In what looks suspiciously like an attempt to finally put the series out of its misery for good, the absolute giant pelicans running Supercars (into the ground) have today doubled down on their decision to launch Mark Larkham and Riana Crehan.
Head of Supercars Paulie the Parity Pelican told The Waterton Chronicle the decision to get rid of Mark Larkham was an easy one.
“Basically, we decided that Supercars fans are actually just giant idiots, and therefore Mark Larkham’s ability to explain technical stuff in fun and simple ways that helps to give people more of an understanding of the sport was really just a pointless exercise.” Paulie explained.
“Ideally, we’re looking for people who have no idea about Supercars but buy a ticket anyway just to see a washed up band from the 1980s or some random ‘new act’ no one gives a f**k about.” the giant pelican continued.
Paulie explained that since Larko is neither a washed up 80s band nor a random new act, he simply isn’t required.
“What we’re trying to do here is dumb everything down to a point where people might maybe stop noticing that the entire series is utterly f**ked, in the hope that I get to move on to my dream job as a concert promoter.” Paulie squawked.
Paulie went on to explain that Mark Larkham would be replaced by someone “more representative” of where the once great racing series is headed.
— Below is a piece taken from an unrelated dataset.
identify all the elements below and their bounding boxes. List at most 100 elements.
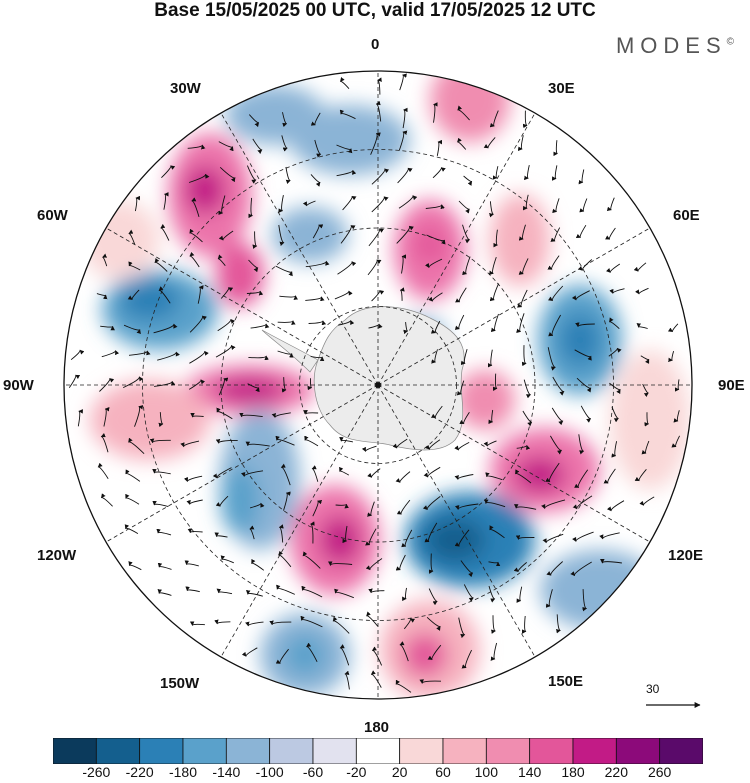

“Yeah, former Hi-5 childrens entertainer Charli Robinson is more aligned with our current strategy. For a start, she knows how to talk to children. Secondly, she knows how to make finger puppets. And she definitely knows how to put on a happy face even when sh*t is really f**king bad.” the seabird explained.
Paulie explained that they needed to find an attractive blonde woman, but one that wouldn’t have any f**king idea about Supercars, in case they accidentally mention on air how f**ked the series is.
“Charli is perfect for that role.” Paulie added.